More Efficient, Taken as a Whole
The efficiency of triple grazing depends very much on the overall thickness of the glass being used and both the thickness and build quality of the total installation. The Daily Telegraph quotes a figure of 30% more energy-efficiency compared to conventional double glazing, looking at the glass area rather than the frame and total installation.

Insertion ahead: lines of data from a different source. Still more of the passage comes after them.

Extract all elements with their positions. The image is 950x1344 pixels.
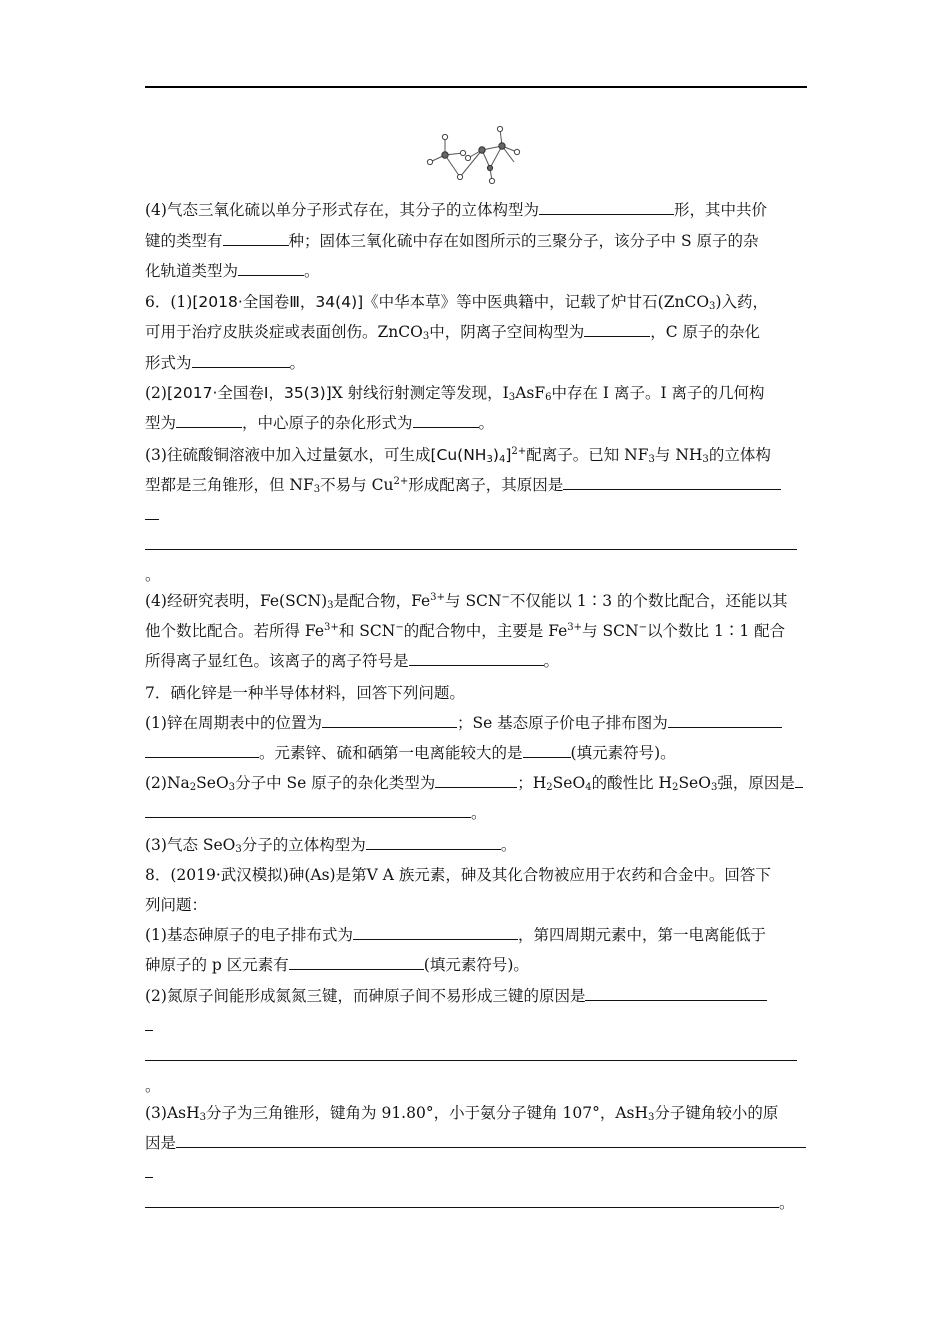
q7-line1: (1)锌在周期表中的位置为 ；Se 基态原子价电子排布图为 bbox=[145, 708, 810, 738]
q6-4-line3: 所得离子显红色。该离子的离子符号是 。 bbox=[145, 652, 560, 670]
q8-2-line3 bbox=[145, 1041, 810, 1071]
q6-line2: 可用于治疗皮肤炎症或表面创伤。ZnCO$_3$中，阴离子空间构型为 ，C 原子的杂化 bbox=[145, 323, 761, 342]
q5-4-line3: 化轨道类型为 。 bbox=[145, 262, 320, 280]
q6-2-line2: 型为 ，中心原子的杂化形式为 。 bbox=[145, 414, 495, 432]
answer-blank[interactable] bbox=[176, 426, 242, 428]
q7-line2: 。元素锌、硫和硒第一电离能较大的是 (填元素符号)。 bbox=[145, 738, 810, 768]
q7-line4: 。 bbox=[145, 798, 810, 828]
q6-3-line1: (3)往硫酸铜溶液中加入过量氨水，可生成$[Cu(NH_3)_4]^{2+}$配离子。已知 $NF_3$与 $NH_3$的立体构 bbox=[145, 445, 771, 465]
q8-2-line4: 。 bbox=[145, 1077, 161, 1095]
answer-blank[interactable] bbox=[238, 274, 304, 276]
answer-blank[interactable] bbox=[145, 1059, 797, 1061]
q7-line5: (3)气态 SeO$_3$分子的立体构型为 。 bbox=[145, 836, 517, 855]
q6-2-line1: (2)[2017·全国卷Ⅰ，35(3)]X 射线衍射测定等发现，$I_3AsF_6$中存在 I 离子。I 离子的几何构 bbox=[145, 384, 765, 403]
q6-3-line2: 型都是三角锥形，但 $NF_3$不易与 $Cu^{2+}$形成配离子，其原因是 bbox=[145, 470, 810, 500]
answer-blank[interactable] bbox=[523, 756, 571, 758]
q8-line2: 砷原子的 p 区元素有 (填元素符号)。 bbox=[145, 956, 529, 974]
q6-line3: 形式为 。 bbox=[145, 354, 306, 372]
so3-trimer-figure bbox=[420, 120, 530, 190]
q6-3-line5: 。 bbox=[145, 566, 161, 584]
q5-4-line1: (4)气态三氧化硫以单分子形式存在，其分子的立体构型为 形，其中共价 bbox=[145, 201, 767, 219]
answer-blank[interactable] bbox=[409, 664, 544, 666]
answer-blank[interactable] bbox=[413, 426, 479, 428]
q6-3-line4 bbox=[145, 530, 810, 560]
answer-blank[interactable] bbox=[353, 938, 518, 940]
q8-2-line1: (2)氮原子间能形成氮氮三键，而砷原子间不易形成三键的原因是 bbox=[145, 981, 810, 1011]
answer-blank[interactable] bbox=[145, 1176, 153, 1178]
answer-blank[interactable] bbox=[668, 726, 782, 728]
q6-4-line1: (4)经研究表明，$Fe(SCN)_3$是配合物，$Fe^{3+}$与 SCN−不仅能以 1∶3 的个数比配合，还能以其 bbox=[145, 591, 788, 611]
q7-title: 7．硒化锌是一种半导体材料，回答下列问题。 bbox=[145, 684, 465, 702]
q8-3-line1: (3)AsH$_3$分子为三角锥形，键角为 91.80°，小于氨分子键角 107°，AsH$_3$分子键角较小的原 bbox=[145, 1104, 779, 1123]
q6-3-line3 bbox=[145, 500, 810, 530]
answer-blank[interactable] bbox=[585, 999, 767, 1001]
answer-blank[interactable] bbox=[145, 548, 797, 550]
answer-blank[interactable] bbox=[145, 1029, 153, 1031]
header-rule bbox=[145, 86, 807, 88]
answer-blank[interactable] bbox=[539, 213, 674, 215]
answer-blank[interactable] bbox=[145, 518, 159, 520]
q8-3-line3 bbox=[145, 1158, 810, 1188]
answer-blank[interactable] bbox=[145, 1206, 779, 1208]
q8-title-line2: 列问题： bbox=[145, 896, 208, 914]
answer-blank[interactable] bbox=[322, 726, 457, 728]
answer-blank[interactable] bbox=[366, 848, 501, 850]
q8-title: 8．(2019·武汉模拟)砷(As)是第Ⅴ A 族元素，砷及其化合物被应用于农药和合金中。回答下 bbox=[145, 866, 771, 884]
q8-line1: (1)基态砷原子的电子排布式为 ，第四周期元素中，第一电离能低于 bbox=[145, 926, 766, 944]
answer-blank[interactable] bbox=[192, 366, 290, 368]
answer-blank[interactable] bbox=[563, 488, 781, 490]
answer-blank[interactable] bbox=[289, 968, 424, 970]
q6-line1: 6．(1)[2018·全国卷Ⅲ，34(4)]《中华本草》等中医典籍中，记载了炉甘石(ZnCO$_3$)入药， bbox=[145, 293, 769, 312]
q8-3-line4: 。 bbox=[145, 1188, 810, 1218]
answer-blank[interactable] bbox=[145, 816, 471, 818]
answer-blank[interactable] bbox=[435, 786, 517, 788]
answer-blank[interactable] bbox=[795, 786, 803, 788]
answer-blank[interactable] bbox=[584, 335, 650, 337]
answer-blank[interactable] bbox=[176, 1146, 806, 1148]
q8-3-line2: 因是 bbox=[145, 1128, 810, 1158]
answer-blank[interactable] bbox=[145, 756, 259, 758]
answer-blank[interactable] bbox=[223, 244, 289, 246]
q6-4-line2: 他个数比配合。若所得 $Fe^{3+}$和 SCN−的配合物中，主要是 $Fe^{3+}$与 SCN−以个数比 1∶1 配合 bbox=[145, 621, 786, 640]
q5-4-line2: 键的类型有 种；固体三氧化硫中存在如图所示的三聚分子，该分子中 S 原子的杂 bbox=[145, 232, 759, 250]
q7-line3: $(2)Na_2SeO_3$分子中 Se 原子的杂化类型为 ；$H_2SeO_4$的酸性比 $H_2SeO_3$强，原因是 bbox=[145, 768, 810, 798]
q8-2-line2 bbox=[145, 1011, 810, 1041]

The energy-saving capability of windows is measured using a U-value – the lower the U-value, the more efficient the window. In figures quoted by the Green Age website, the U-value for single glazing is 5, for older types of double glazing round about 3 and for modern double glazing 1.6. You can get triple glazing with very low values of 0.8, but these units tend to be more expensive as they use krypton rather than argon as their gas in the air layer. And to get to these levels, the frame of the window also has to be insulated.
Say Goodbye to Cold Spots
However, triple glazing is outstanding when it comes to eliminating cold spots, which can be caused by poorly insulated window surrounds or draughts originating in another part of the house. The attempt to eliminate cold spots originally motivated many homeowners to install uPVC windows in Dublin houses. Those available from http://www.keanewindows.ie/uPVC-windows.html were used especially in period homes with poorly insulated walls and badly fitting sash windows.
Triple glazing will help further reduce any cold spots in the house. However, bear in mind that if your walls and roof are not insulated, triple glazing alone may not completely solve the problem.